Kein Schilfschneider-Gewerbe mehr

Das Schilf wird es so lange geben, so lange sich die Erde dreht, lautet ein altes Sprichwort im Nordburgenland. Was sich aber ändern könnte, dass es unter Umständen keine Schneider mehr geben wird, die sich um diese röhrichtbildende Pflanzenart aus der Gattung Phragmites kümmern. Gab es um die Jahrtausendwende noch zwölf gewerbliche Schilfschneider, so sind sie heute von der Bildfläche verschwunden. Eine Handvoll Landwirte bzw. professionelle Schilfschneider gibt es zwar noch, aber als Gewerbe angemeldet hat die Tätigkeit keiner mehr.

Gute Geschäfte

Nicht, dass das Geschäft unrentabel wäre, so der Podersdorfer Erwin Sumalowitsch: „Die Nachfrage ist größer als das Angebot.“ Aber die technischen Mittel lassen zu wünschen übrig. Seit Jahrzehnten ist man bemüht, ein Gerät zu entwickeln, mit dem man wetterunabhängig Schilf schneiden könnte. „Das ist uns bis heute nicht gelungen“, bedauert Sumalowitsch. Und deshalb wird, so wie vor Jahrzehnten, mit der so genannten Seekuh gearbeitet, einem veralteten Amphibiengerät. Die Technik habe sich zwar weiterentwickelt, „aber wirklich weitergebracht hat sie uns nicht“, meint Sumalowitsch. Der 56-jährige Podersdorfer gibt aber die Hoffnung nicht auf. Erst im vergangenen Sommer war er in England, um mit einer namhaften Firma über die Möglichkeiten von Hovercraft zu verhandeln. Schaut nicht schlecht aus, sagt er, „aber wir sprechen hier schon von mindestens einer Million Euro, die man investieren müsste“. Und ob sich das auszahlt, sei natürlich die nächste Frage. Die so zu beantworten wäre: Es würde sich rentieren, wenn man für den Bund Schilf nicht wie bis jetzt 1,50 Euro bezahlt, sondern an die vier.

Katastrophe

Auch wenn der Doyen der Schilfschneider im Burgenland, Martin Knoll, bereits in Pension ist, weiß er noch immer, wie es um den Schilfschnitt steht. „Der ist heuer katastrophal“, sagt der Purbacher. Das Wetter respektive das Eis am Neusiedler See lässt zu wünschen übrig.

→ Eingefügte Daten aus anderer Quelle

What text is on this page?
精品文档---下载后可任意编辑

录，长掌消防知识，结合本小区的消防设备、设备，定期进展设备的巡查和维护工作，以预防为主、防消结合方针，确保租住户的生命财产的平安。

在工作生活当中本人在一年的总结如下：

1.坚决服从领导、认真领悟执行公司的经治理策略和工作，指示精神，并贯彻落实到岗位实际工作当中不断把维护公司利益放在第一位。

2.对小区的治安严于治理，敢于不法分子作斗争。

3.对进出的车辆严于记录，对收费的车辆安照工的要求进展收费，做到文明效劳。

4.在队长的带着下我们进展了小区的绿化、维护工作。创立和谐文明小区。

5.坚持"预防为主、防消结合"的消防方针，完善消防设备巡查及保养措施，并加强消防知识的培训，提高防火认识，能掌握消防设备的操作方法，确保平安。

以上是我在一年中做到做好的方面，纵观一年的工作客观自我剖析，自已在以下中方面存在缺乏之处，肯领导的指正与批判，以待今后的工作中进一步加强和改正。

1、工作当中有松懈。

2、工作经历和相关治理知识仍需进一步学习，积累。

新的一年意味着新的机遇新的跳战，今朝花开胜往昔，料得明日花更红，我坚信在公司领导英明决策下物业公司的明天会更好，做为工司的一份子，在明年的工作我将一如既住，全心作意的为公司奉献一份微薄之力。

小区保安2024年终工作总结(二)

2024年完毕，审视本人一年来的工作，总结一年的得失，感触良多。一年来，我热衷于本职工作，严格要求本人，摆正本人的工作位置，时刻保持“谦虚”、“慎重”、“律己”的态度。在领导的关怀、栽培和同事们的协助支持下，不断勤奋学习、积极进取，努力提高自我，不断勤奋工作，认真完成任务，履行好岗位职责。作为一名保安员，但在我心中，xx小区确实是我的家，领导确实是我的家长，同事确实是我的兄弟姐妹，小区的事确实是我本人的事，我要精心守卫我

„Die Zeit wird knapp“, sagt auch Sumalowitsch. Derzeit würde „gar nichts gehen.“ Es heißt: Bitte warten.

Der Neusiedler See ist fast vollständig von einem Schilfgürtel umgeben, er bildet den Lebensraum einer einzigartigen Tierwelt der Region und ist nach dem Donaudelta das größte zusammenhängende Schilfgebiet Europas.

Von November bis Mitte März ist es behördlich erlaubt Schilf zu ernten. Sollten die Bedingungen nicht passen, ist das auch kein Malheur. „Der nächste Winter kommt bestimmt“, sagt Erwin Sumalowitsch. Das Schilf kann nämlich bis zu zwei Jahre nicht geerntet werden, es verliert deshalb nicht an Qualität.

Das Qualitätsschilf wird insbesondere für Dachdeckungen verwendet. Weitere Anwendungsbereiche sind die Herstellung von Sichtschutzmatten, die Verwendung als Dämmmaterial und Putzträger.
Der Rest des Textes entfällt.